The president of Plataforma per la Llengua said acceptance of the recommendations is "a step forward" for language rights, which he emphasised are also fundamental human rights. Any breach of them is therefore also "a human rights violation". Escuder once again deplored the fact that "Spain does not fully respect the rights of its native language communities" and that "the former special rapporteur on minority issues, Fernand de Varennes, had already concluded that language minorities suffer discrimination from the Spanish State".

For years, Plataforma per la Llengua has been deploring this discrimination at the Universal Periodic Review (UPR), in which every four and a half years States mutually assess one another. Finally, for the first time in history, it has persuaded four States (Austria, Ireland, Samoa and the Republic of the Marshall Islands) to take up its recommendations to strengthen language rights and pass them on to Spain. Also for the first time, on Friday, Spain accepted the recommendations. But although this is a pivotal decision, it will still be insufficient if it is not accompanied by real political action to apply them. "No-one suffers any consequences for the restrictions felt by Catalan-speakers, they erode respect for diversity and justice, and they endanger the full development of Catalan-speaking communities and the future of the language," Escuder concluded. 

The recommendations accepted by Spain are: to ban language discrimination by law; to promote education in Catalan; and to combat hate crime

The language rights protection organisation thanked the States that took the matter seriously and issued recommendations. Now, the ball is in Spain's court, as it has made a commitment to promote language diversity and protect language minorities' human rights, as well as to ban language discrimination by law. It has also pledged to safeguard cultural rights by promoting education in the languages of the different regions and their use and to step up its efforts to combat hate crime (including internet hate crime) against national, ethnic, religious and language minorities, as well as fighting all kinds of racism, in line with the report of the UN Special Rapporteur on Minorities.

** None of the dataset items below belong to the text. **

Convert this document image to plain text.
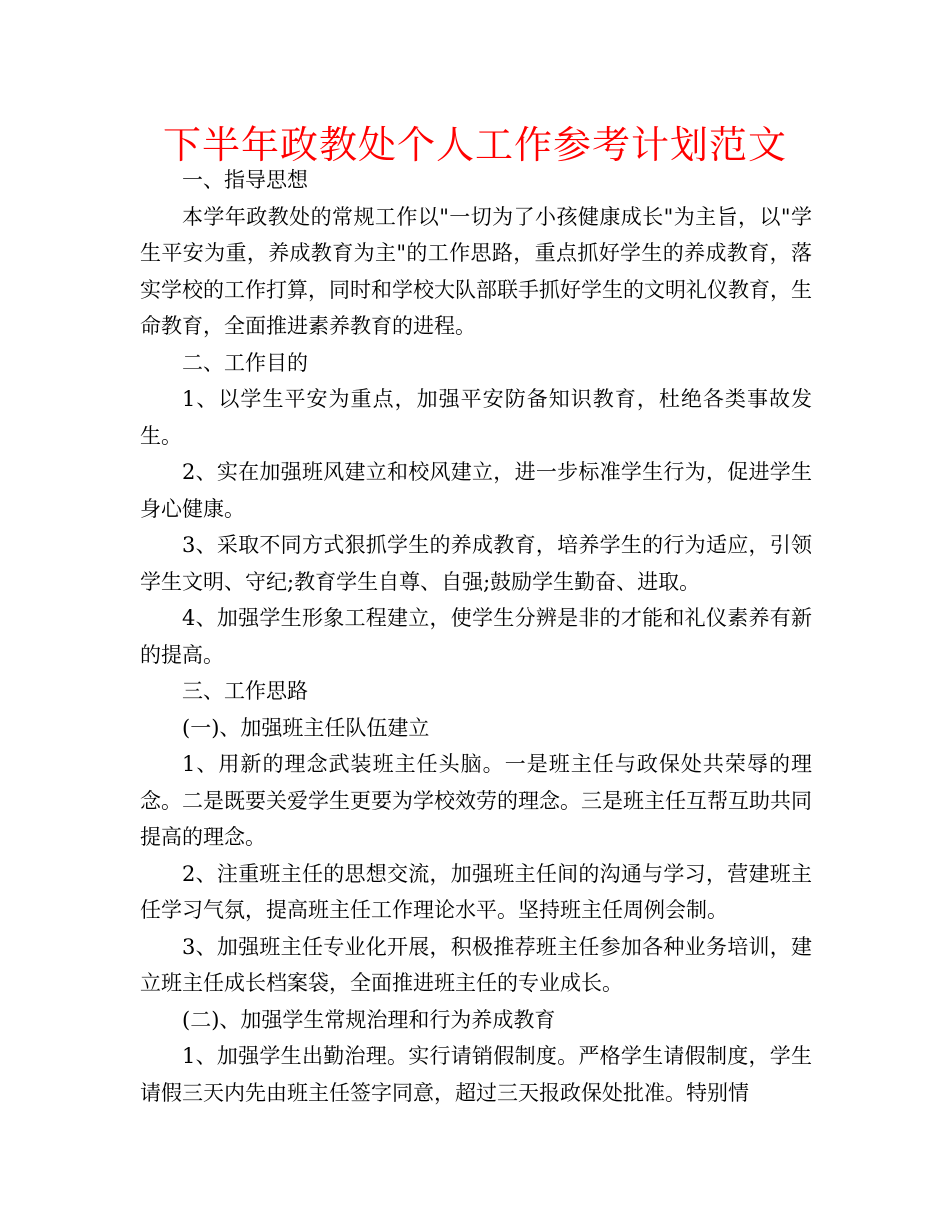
下半年政教处个人工作参考计划范文

一、指导思想

本学年政教处的常规工作以"一切为了小孩健康成长"为主旨，以"学生平安为重，养成教育为主"的工作思路，重点抓好学生的养成教育，落实学校的工作打算，同时和学校大队部联手抓好学生的文明礼仪教育，生命教育，全面推进素养教育的进程。

二、工作目的

1、以学生平安为重点，加强平安防备知识教育，杜绝各类事故发生。

2、实在加强班风建立和校风建立，进一步标准学生行为，促进学生身心健康。

3、采取不同方式狠抓学生的养成教育，培养学生的行为适应，引领学生文明、守纪;教育学生自尊、自强;鼓励学生勤奋、进取。

4、加强学生形象工程建立，使学生分辨是非的才能和礼仪素养有新的提高。

三、工作思路

(一)、加强班主任队伍建立

1、用新的理念武装班主任头脑。一是班主任与政保处共荣辱的理念。二是既要关爱学生更要为学校效劳的理念。三是班主任互帮互助共同提高的理念。

2、注重班主任的思想交流，加强班主任间的沟通与学习，营建班主任学习气氛，提高班主任工作理论水平。坚持班主任周例会制。

3、加强班主任专业化开展，积极推荐班主任参加各种业务培训，建立班主任成长档案袋，全面推进班主任的专业成长。

(二)、加强学生常规治理和行为养成教育

1、加强学生出勤治理。实行请销假制度。严格学生请假制度，学生请假三天内先由班主任签字同意，超过三天报政保处批准。特别情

The recommendations Plataforma per la Llengua is passing on to all international agents 

Plataforma per la Llengua is working internationally through networks with agents all over the world, and by participating in mechanisms like the Universal Periodic Review, to convince all international agents to force Spain to protect Catalan and Catalan-speakers' rights. For a year and a half, it has also been a special consultative organisation of the UN Social and Economic Council, one of the organisation's six main bodies. This allows it to access the UN's facilities, give advice, and participate in events coordinated by the IMF, WHO, UNESCO and the ILO. As well as meeting representatives of States, after the UPR session Plataforma per la Llengua also met the UN's Special Rapporteur for Minorities, the Swiss Nicolas Levrat, and repeated to him its recommendations to the international institutions.

Beyond the recommendations of the States, Plataforma per la Llengua is calling on Spain to take measures to pursue language discrimination by public servants and include the Catalan-speaking minority as a protected group under the Council of Europe's Framework Convention for the Protection of National Minorities. It also recommends that Spain should approve legislation to recognise the rights of speakers of official languages other than Spanish so they can use them with State employees and in the judicial system, and that it should comply with the recommendations of the European Charter for Regional or Minority Languages (ECRML) and the UN Special Rapporteur on Minorities. In particular, it should amend article 231 of the Judiciary Act, which establishes that in judicial proceedings civil servants must use Spanish, and that "co-official minority languages" will only be allowed if no party objects. Plataforma per la Llengua also recommends that Spain should take measures to guarantee that children can be educated in Catalan, and that hate speech on the internet and in other media against Catalan-speakers and the Catalan language should be investigated, prosecuted and punished.